Right Asceticism is related to Ethical Development. I exclude self-abnegation and self-repression practiced as drill apart from any particular occasion requiring them, holding that self-repression should always be incidental to self-expression. This applies especially to the hygiene of the sex passion. A positive ideal of the sex relation, as in marriage, is an invaluable help in ennobling and thereby restraining the passion.
The Ethical Life is the supremely Planful Life. There is a hierarchy of ends of which the ethical is the apex. The ethical end is the supreme end to which all others are to be planfully subordinated. The habit of conducting one’s life planfully is favorable to ethical behavior. I say planfully, not pedantically, due regard being always had to spontaneity.
Among hindrances to Ethical development may be mentioned the tendency to be satisfied with the minor perfections. The better is the greatest enemy of the best. The disproportionate value set on the embellishments of life is but one illustration of this point.
A great hindrance to the spiritual life is the necessity under which we lie of restricting our actual ethical relations to a few persons. We cannot extend our influence to the millions of China and India. We cannot even deeply influence a considerable number of our fellow citizens. On ethical grounds we do acknowledge the claims of each individual, of all these myriads of human beings. Yet as far as any actual good we can do them is concerned, we are powerless, and must leave them to their fate. The tragic aspect of life comes home to us sharply at this point. Intensity must take the place of extensity. Intensive spiritual relations with a few will teach us at least to conceive worthily of those personalities whom we cannot directly affect, and to invest them in idea with the honor which is their due.

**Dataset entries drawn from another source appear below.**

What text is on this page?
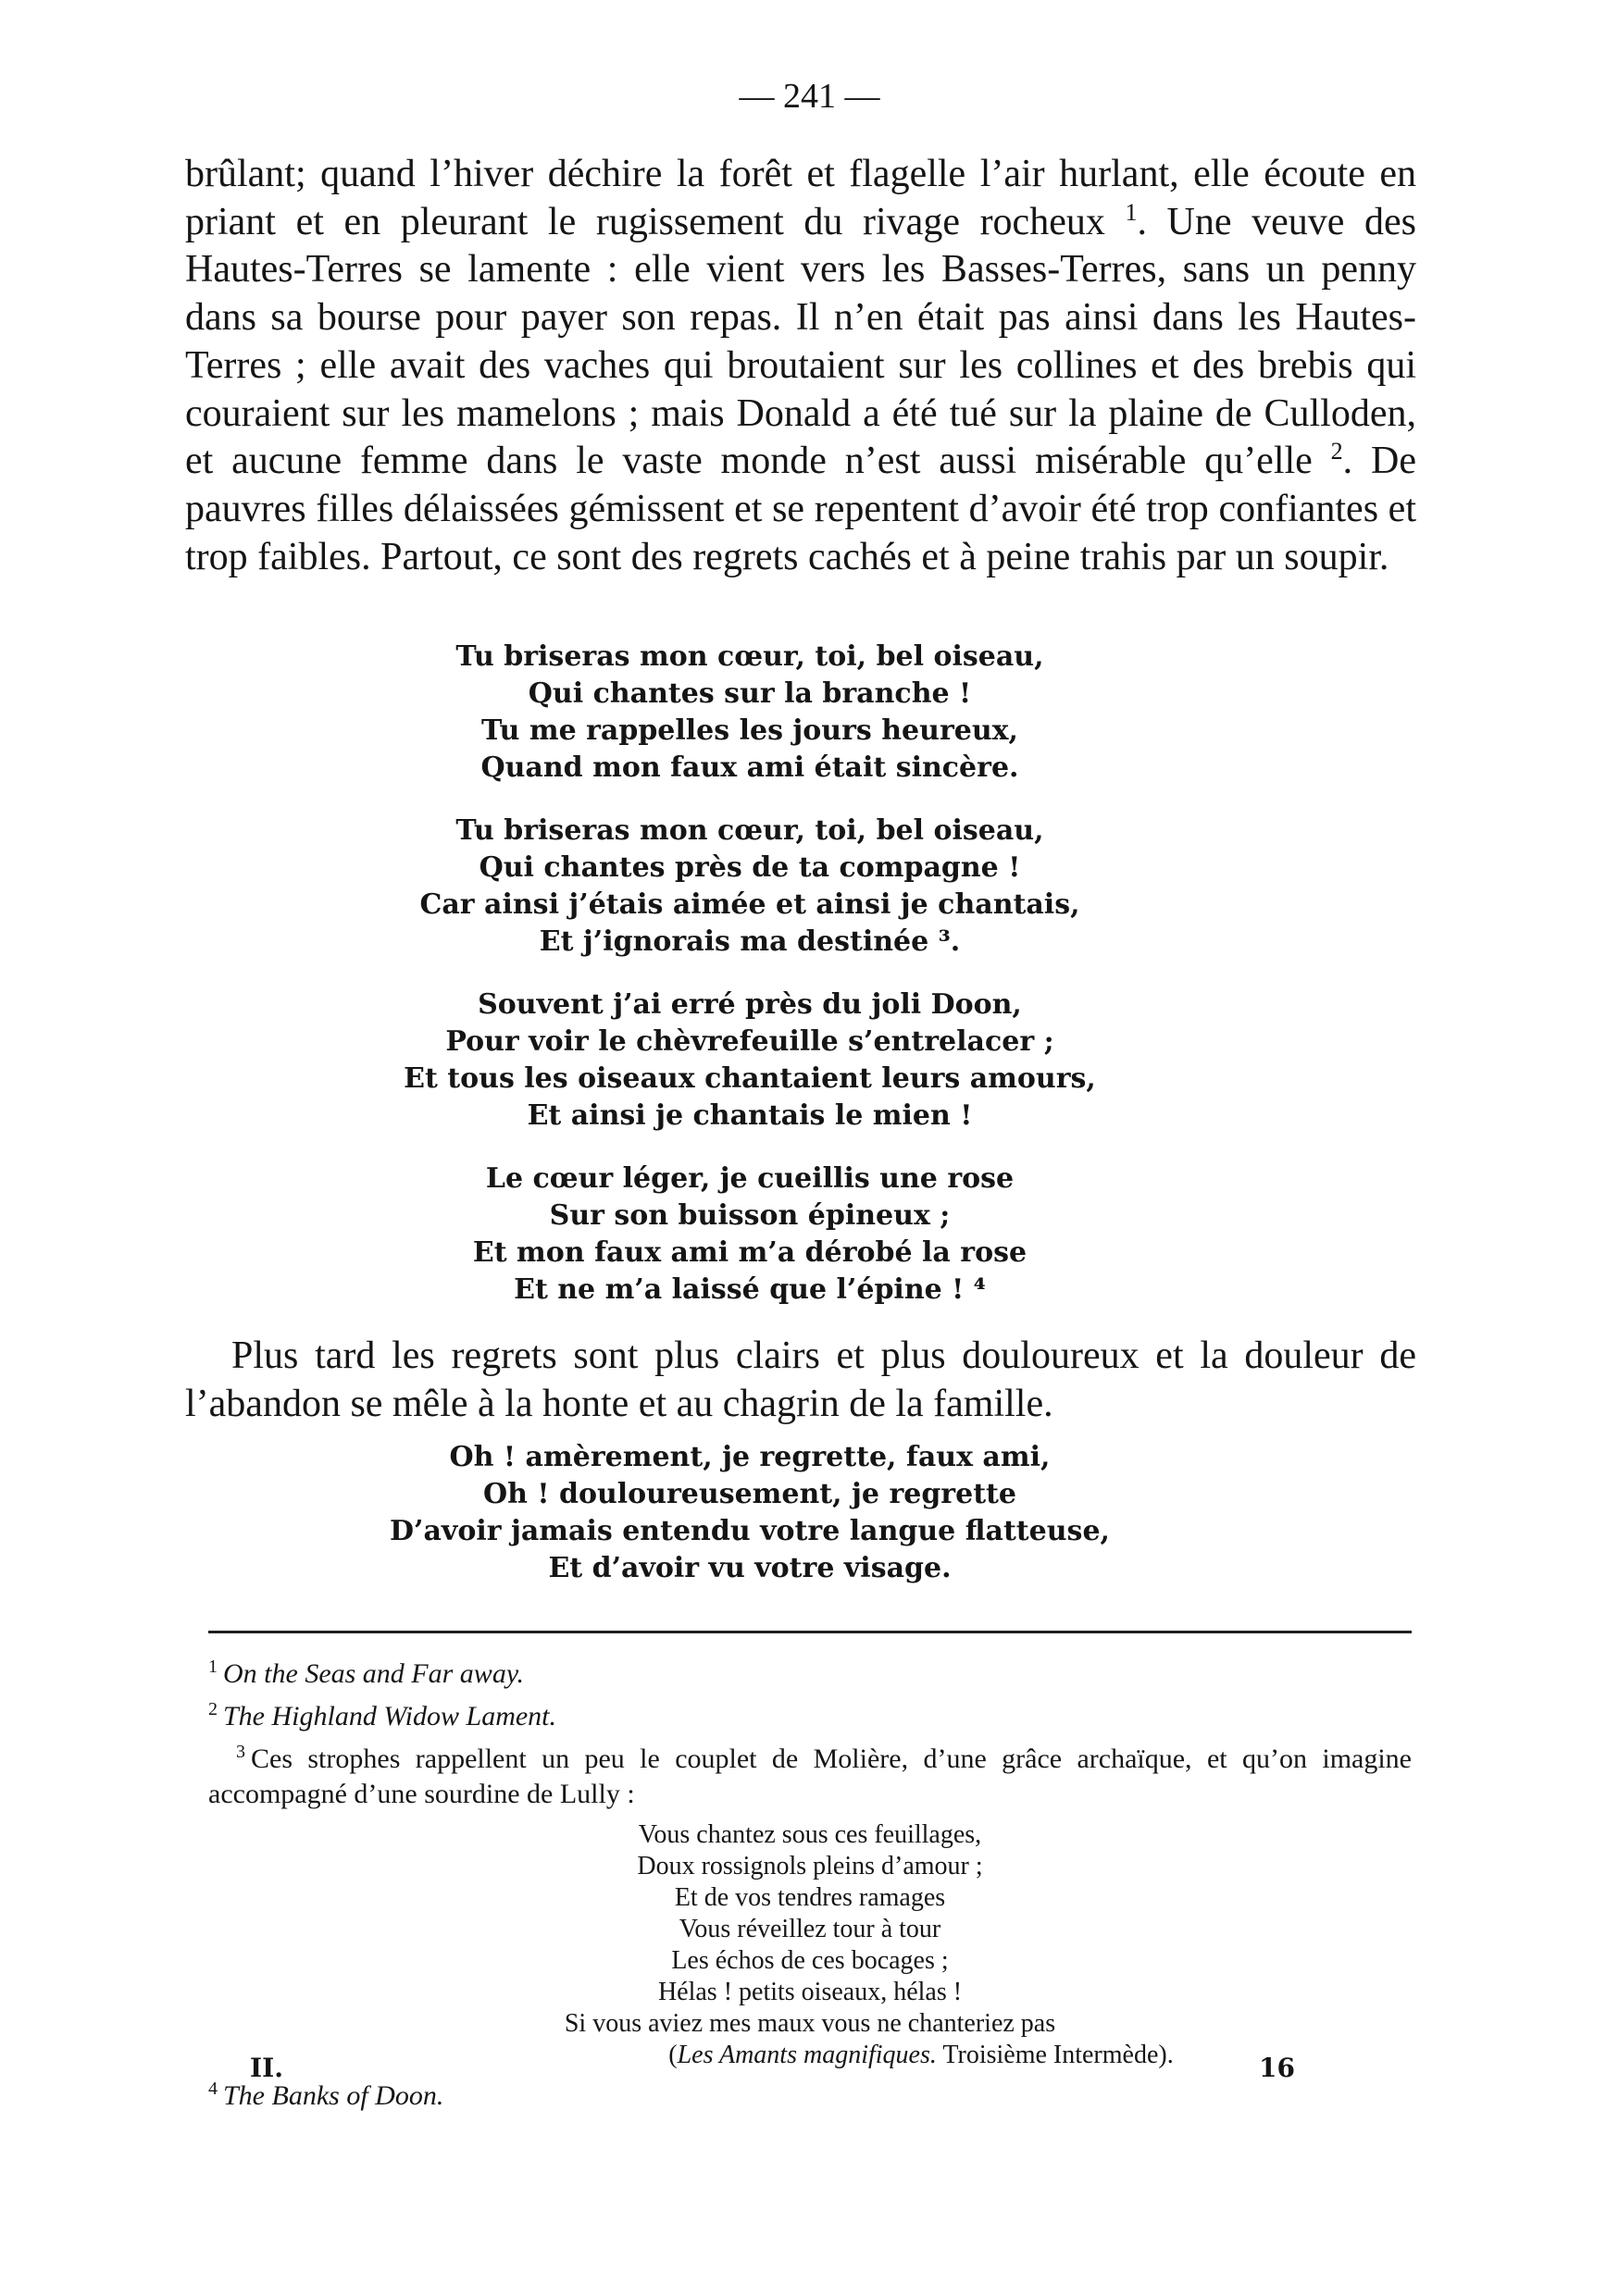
— 241 —

brûlant; quand l’hiver déchire la forêt et flagelle l’air hurlant, elle écoute en priant et en pleurant le rugissement du rivage rocheux $^1$. Une veuve des Hautes-Terres se lamente : elle vient vers les Basses-Terres, sans un penny dans sa bourse pour payer son repas. Il n’en était pas ainsi dans les Hautes-Terres ; elle avait des vaches qui broutaient sur les collines et des brebis qui couraient sur les mamelons ; mais Donald a été tué sur la plaine de Culloden, et aucune femme dans le vaste monde n’est aussi misérable qu’elle $^2$. De pauvres filles délaissées gémissent et se repentent d’avoir été trop confiantes et trop faibles. Partout, ce sont des regrets cachés et à peine trahis par un soupir.

Tu briseras mon cœur, toi, bel oiseau,
Qui chantes sur la branche !
Tu me rappelles les jours heureux,
Quand mon faux ami était sincère.
Tu briseras mon cœur, toi, bel oiseau,
Qui chantes près de ta compagne !
Car ainsi j’étais aimée et ainsi je chantais,
Et j’ignorais ma destinée ³.
Souvent j’ai erré près du joli Doon,
Pour voir le chèvrefeuille s’entrelacer ;
Et tous les oiseaux chantaient leurs amours,
Et ainsi je chantais le mien !
Le cœur léger, je cueillis une rose
Sur son buisson épineux ;
Et mon faux ami m’a dérobé la rose
Et ne m’a laissé que l’épine ! ⁴

Plus tard les regrets sont plus clairs et plus douloureux et la douleur de l’abandon se mêle à la honte et au chagrin de la famille.

Oh ! amèrement, je regrette, faux ami,
Oh ! douloureusement, je regrette
D’avoir jamais entendu votre langue flatteuse,
Et d’avoir vu votre visage.
$^1$ On the Seas and Far away.
$^2$ The Highland Widow Lament.
$^3$ Ces strophes rappellent un peu le couplet de Molière, d’une grâce archaïque, et qu’on imagine accompagné d’une sourdine de Lully :
Vous chantez sous ces feuillages,
Doux rossignols pleins d’amour ;
Et de vos tendres ramages
Vous réveillez tour à tour
Les échos de ces bocages ;
Hélas ! petits oiseaux, hélas !
Si vous aviez mes maux vous ne chanteriez pas
(Les Amants magnifiques. Troisième Intermède).
$^4$ The Banks of Doon.
II.	16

Intimate spiritual relations with a few will also counteract the unethical habit of labeling those with whom we come into casual contact according to the special functions they happen to exercise. Thus a letter-carrier is apt to be thought of as an animated machine to carry letters, a stenographer as a kind of animated machine to take dictation, the servant in the house a machine to render physical service. The more complete our appreciation of personality is in the case of the few, the more we shall be impelled to transfer the concept of personality, at least in its outlines, to all others. In this way our friendships, our close relations, will not restrict our ethical horizon. In the narrower circle we shall engender those ideas which in thought at least we can carry out to the farthest limits of human society.
But among the hindrances to ethical practice the two most conspicuous must not be omitted. They are pity and terror, pity for the pain suffered by others, fear of pain for oneself. Aristotle regarded it as the high function of the tragic drama to liberate men from these disturbing factors. The two are combined and in consequence exacerbated to an extreme degree in those situations where the pain suffered by another person is at the same time poignantly felt as one’s own pain. And the anguish felt in seeing the physical suffering of another is even exceeded in witnessing the moral degradation of another, as of an erring son or an apparently irreclaimable husband or wife. The doctrine of frustration as explained in this volume is intended to show the way of relief in such situations. But it is only by not shirking the pain, by permitting it fully to penetrate, by uncovering the breast entirely to the entrance of the pointed spear that we shall have the experience of the transformation of it into the shaft of light.